Steck Award recipient seeks to solve atomic structure of human astrovirus

Research could lead to new vaccine

Edmundo Perez working in the lab with Rebecca DuBois, assistant professor of biomolecular engineering. Photo by Karyn Skemp.

Edmundo Perez has been fascinated with viruses since his first biology class at Hartnell Community College. In that Introduction to Biology course, he learned about viruses and became intrigued with their structure. He found out about how they multiply and mutate, and how they spread from organism to organism.

Now Perez (College 10 ‘17, bioengineering) is being recognized for his work on how the human immune system blocks virus infection and disease. He is this year’s winner of the Steck Family Award,  which honors the best senior thesis completed during the academic year, with the winner chosen from the Chancellor's Award candidates.

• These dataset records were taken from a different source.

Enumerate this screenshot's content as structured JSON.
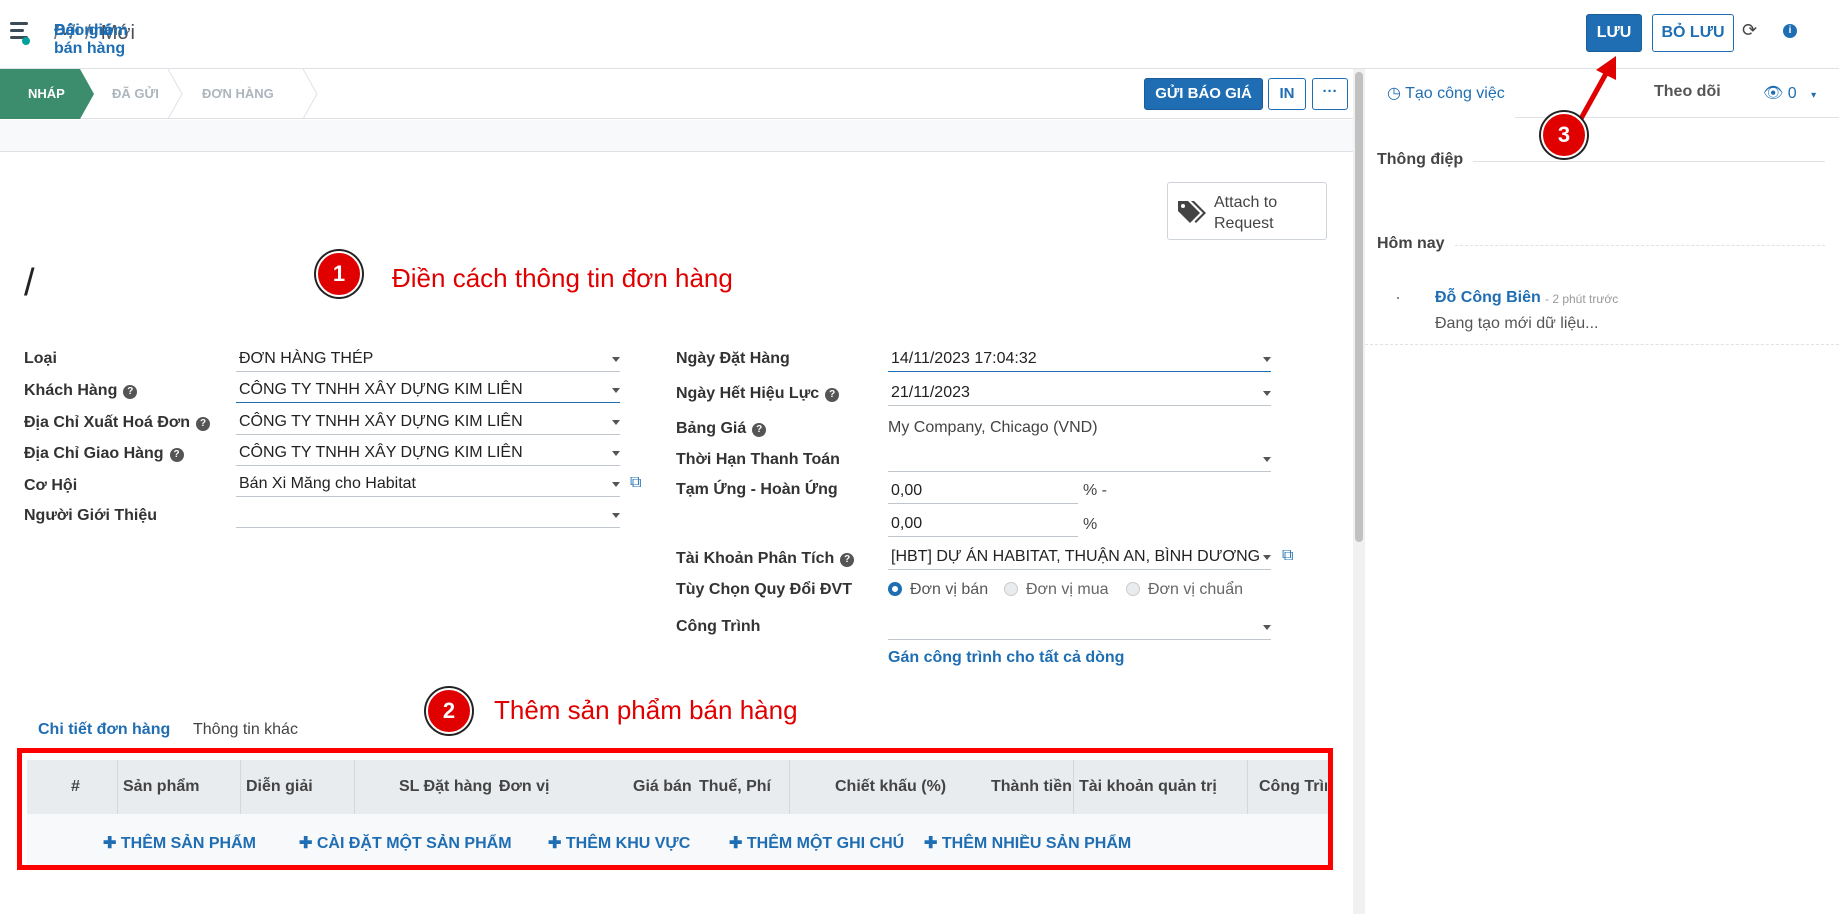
{
  "topbar": {
    "breadcrumb": [
      "Đội nhóm bán hàng",
      "...",
      "Báo giá",
      "Mới"
    ],
    "save_label": "LƯU",
    "discard_label": "BỎ LƯU"
  },
  "status": {
    "stages": [
      "NHÁP",
      "ĐÃ GỬI",
      "ĐƠN HÀNG"
    ],
    "send_label": "GỬI BÁO GIÁ",
    "print_label": "IN",
    "more_label": "···"
  },
  "attach": {
    "label_line1": "Attach to",
    "label_line2": "Request"
  },
  "title_value": "/",
  "annotations": {
    "step1_num": "1",
    "step1_text": "Điền cách thông tin đơn hàng",
    "step2_num": "2",
    "step2_text": "Thêm sản phẩm bán hàng",
    "step3_num": "3"
  },
  "left_fields": [
    {
      "label": "Loại",
      "value": "ĐƠN HÀNG THÉP"
    },
    {
      "label": "Khách Hàng",
      "value": "CÔNG TY TNHH XÂY DỰNG KIM LIÊN"
    },
    {
      "label": "Địa Chỉ Xuất Hoá Đơn",
      "value": "CÔNG TY TNHH XÂY DỰNG KIM LIÊN"
    },
    {
      "label": "Địa Chỉ Giao Hàng",
      "value": "CÔNG TY TNHH XÂY DỰNG KIM LIÊN"
    },
    {
      "label": "Cơ Hội",
      "value": "Bán Xi Măng cho Habitat"
    },
    {
      "label": "Người Giới Thiệu",
      "value": ""
    }
  ],
  "right_fields": {
    "order_date_label": "Ngày Đặt Hàng",
    "order_date_value": "14/11/2023 17:04:32",
    "expiry_label": "Ngày Hết Hiệu Lực",
    "expiry_value": "21/11/2023",
    "pricelist_label": "Bảng Giá",
    "pricelist_value": "My Company, Chicago (VND)",
    "payment_term_label": "Thời Hạn Thanh Toán",
    "payment_term_value": "",
    "advance_label": "Tạm Ứng - Hoàn Ứng",
    "advance_value1": "0,00",
    "advance_unit1": "% -",
    "advance_value2": "0,00",
    "advance_unit2": "%",
    "analytic_label": "Tài Khoản Phân Tích",
    "analytic_value": "[HBT] DỰ ÁN HABITAT, THUẬN AN, BÌNH DƯƠNG",
    "uom_label": "Tùy Chọn Quy Đổi ĐVT",
    "uom_options": [
      "Đơn vị bán",
      "Đơn vị mua",
      "Đơn vị chuẩn"
    ],
    "uom_selected": "Đơn vị bán",
    "project_label": "Công Trình",
    "project_value": "",
    "assign_link": "Gán công trình cho tất cả dòng"
  },
  "tabs": [
    "Chi tiết đơn hàng",
    "Thông tin khác"
  ],
  "table": {
    "columns": [
      "#",
      "Sản phẩm",
      "Diễn giải",
      "SL Đặt hàng",
      "Đơn vị",
      "Giá bán",
      "Thuế, Phí",
      "Chiết khấu (%)",
      "Thành tiền",
      "Tài khoản quản trị",
      "Công Trìn"
    ],
    "add_links": [
      "THÊM SẢN PHẨM",
      "CÀI ĐẶT MỘT SẢN PHẨM",
      "THÊM KHU VỰC",
      "THÊM MỘT GHI CHÚ",
      "THÊM NHIỀU SẢN PHẨM"
    ]
  },
  "chatter": {
    "activity_label": "Tạo công việc",
    "follow_label": "Theo dõi",
    "followers_count": "0",
    "message_label": "Thông điệp",
    "today_label": "Hôm nay",
    "author": "Đỗ Công Biên",
    "time": "- 2 phút trước",
    "message": "Đang tạo mới dữ liệu..."
  },
  "colors": {
    "primary": "#1f6eb3",
    "stage_active": "#3c8c6e",
    "annotation": "#e00000"
  }
}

Loren Steck (Porter '73) was part of the distinguished selection committee that chose to recognize Perez’s project. The Steck family created the endowment that funds the award.

A drive to work hard

Perez worked for two years in the Baskin School of Engineering lab of Rebecca DuBois, assistant professor of biomolecular engineering. His research culminated in his thesis, “Structural Studies to Understand Evasion of an Astrovirus serotype-2 subtype to a Potent Neutralizing Antibody.” Dubois, along with biomolecular engineering graduate student Walter Bogdanoff, guided him along the way.

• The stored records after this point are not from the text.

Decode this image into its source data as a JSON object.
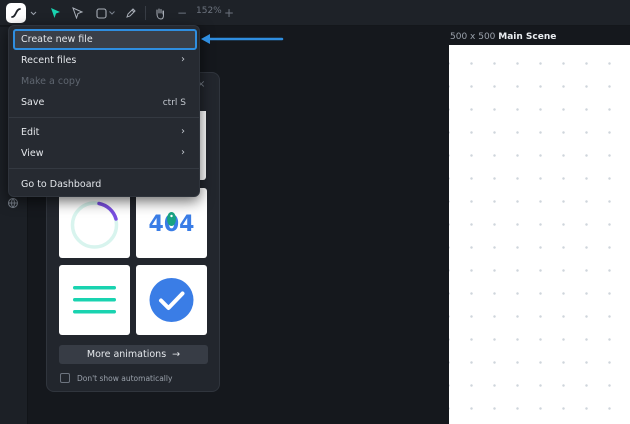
{
  "toolbar": {
    "tools": [
      "logo-icon",
      "chevron-down-icon",
      "select-arrow-icon",
      "direct-select-icon",
      "rectangle-icon",
      "chevron-down-icon",
      "pen-icon",
      "hand-icon"
    ],
    "zoom_out": "−",
    "zoom_level": "152%",
    "zoom_in": "+"
  },
  "canvas": {
    "size": "500 x 500",
    "name": "Main Scene",
    "background": "#ffffff"
  },
  "menu": {
    "items": [
      {
        "label": "Create new file",
        "state": "highlighted"
      },
      {
        "label": "Recent files",
        "submenu": "›"
      },
      {
        "label": "Make a copy",
        "state": "disabled"
      },
      {
        "label": "Save",
        "shortcut": "ctrl S"
      },
      {
        "label": "Edit",
        "submenu": "›"
      },
      {
        "label": "View",
        "submenu": "›"
      },
      {
        "label": "Go to Dashboard"
      }
    ]
  },
  "welcome_panel": {
    "close": "×",
    "tiles": [
      "loading-ring-animation",
      "404-animation",
      "menu-lines-animation",
      "check-circle-animation"
    ],
    "tile_404_text": "404",
    "more_button": "More animations",
    "more_button_arrow": "→",
    "dont_show_label": "Don't show automatically"
  },
  "colors": {
    "accent_blue": "#2f8ee0",
    "teal": "#19d3b0",
    "check_blue": "#3a7de6",
    "purple": "#7a4ee0"
  }
}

DuBois’s research group is dedicated to understanding the molecular mechanisms of virus infections and to use that information to develop vaccines and antiviral therapeutics. Perez’s focus was on the human astrovirus capsid surface protein. His goal was to understand the virus’s atomic structure and its interactions with protective antibodies.

The ultimate goal of this research is to create a vaccine for the virus, which causes gastroenteritis, including diarrhea, vomiting, and fever. It most often affects children, but can also affect elderly adults. Perez wanted to find out how a particular antibody could help stop the virus. To do this, he needed to understand the structure of the virus itself, and then try to pinpoint the place where the protective antibody binds with the virus. His research encompassed molecular biology, protein engineering, and X-ray crystallography techniques.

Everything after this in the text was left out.